1. Statements regarding
limitations and exclusions shall include any limitations or exclusions due to
preexisting conditions, waiting periods or affiliation periods, or a member 's
refusal of treatment.
2. In no
instance shall an HMO include statements in the plan documents requiring or
suggesting that a member may only obtain emergency services through a
participating or otherwise affiliated provider .
(d) With respect to member termination, the
provision shall not be inconsistent with
N.J.A.C.
11:24-3.4, nor may the HMO cancel or nonrenew
a member 's coverage solely on the basis of the items set forth at
N.J.A.C.
11:24-3.2(a).
(e) With respect to the claims processing
information, the information shall include, but not be limited to, the
requirements for filing proper proof of loss, any time limit on the filing of
claims or payment of claims, explanations of how disputed claims may be
resolved, any restrictions on assignment of a claim , and whether a standard
claim form is required to be used.
(f) With respect to the continuation of
coverage of a member when the member is admitted to the health care facility on
the date that the group health benefits plan is terminated, the provision shall
specify that the HMO shall continue to provide benefits for the member until
the date of the member 's discharge from the health care facility, or exhaustion
of the member 's benefits under the terms of the health benefits plan , whichever
occurs first, and in no event shall the provisions be inconsistent with the
standards of N.J.A.C. 11:2-13.
(g)
With respect to coordination of benefits, if the HMO will coordinate benefits
under the health benefit plan, the HMO shall comply with N.J.A.C. 11:4-28;
otherwise, the HMO shall include a statement that coverage under the health
benefits plan shall be primary coverage for all members.

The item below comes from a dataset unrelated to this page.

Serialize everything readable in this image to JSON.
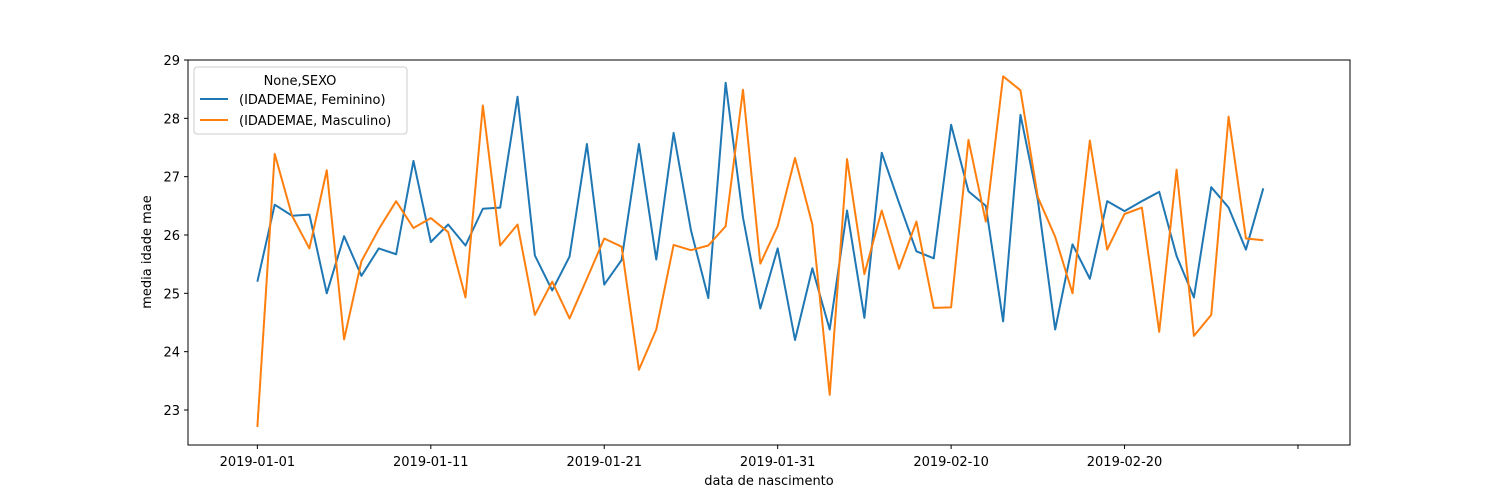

(h) With respect to the extension of benefits
for total disability, the provisions shall not be inconsistent with
N.J.S.A.
17B:27-51.12.
(i) With respect to the entire contract
provision, the HMO shall include a statement that the contract, all
applications and any amendments thereto constitute the entire agreement between
the parties, and the HMO shall not include any portion of its charter, bylaws
or other documents as part of the contract or plan document unless set forth in
full in the contract or attached to it.
(j) With respect to the term of the coverage,
termination of the group contract and renewal, the HMO shall include a
provision that specifies the date or occurrence upon which coverage becomes
effective, the anniversary date of the contract, conditions upon which
cancellation or termination may be effected by the HMO, the contractholder
and/or the subscriber , and the conditions for and any restrictions upon
renewal.
(k) With respect to the
grace period, the HMO shall provide for a grace period of no less than 30 days
for the payment of any premium other than the initial premium, during which
time the coverage shall remain in effect.
1.
The provision shall specify that the HMO shall remain liable for providing the
services and benefits covered under the health benefits plan , the
contractholder remains liable for payment of the required premium, and the
members remain liable for any copayments, deductibles, coinsurance or other
costs that may be applicable under the terms of the health benefits
plan .
2. The provision shall
specify that if the premium is not paid during the grace period, coverage is
automatically terminated at the end of the grace period, effective as of the
end of the grace period, and that the HMO shall provide notice of the effective
date of the termination to the contractholder no more than 30 days following
the effective date of the termination.
(l) With respect to the
conformity of law provision, the HMO shall provide that any portion of the
contract that is not otherwise in conformity with the laws of this State,
including but not limited to,
N.J.S.A.
26:2J-1 et seq.,
26:2S-1 et seq., and rules
promulgated pursuant thereto, and
17B:27-49 et seq., as amended by
P.L.
1997 , c. 146 , shall not
be rendered invalid but shall be construed and applied as if it were in full
compliance with the applicable laws and regulations of this State.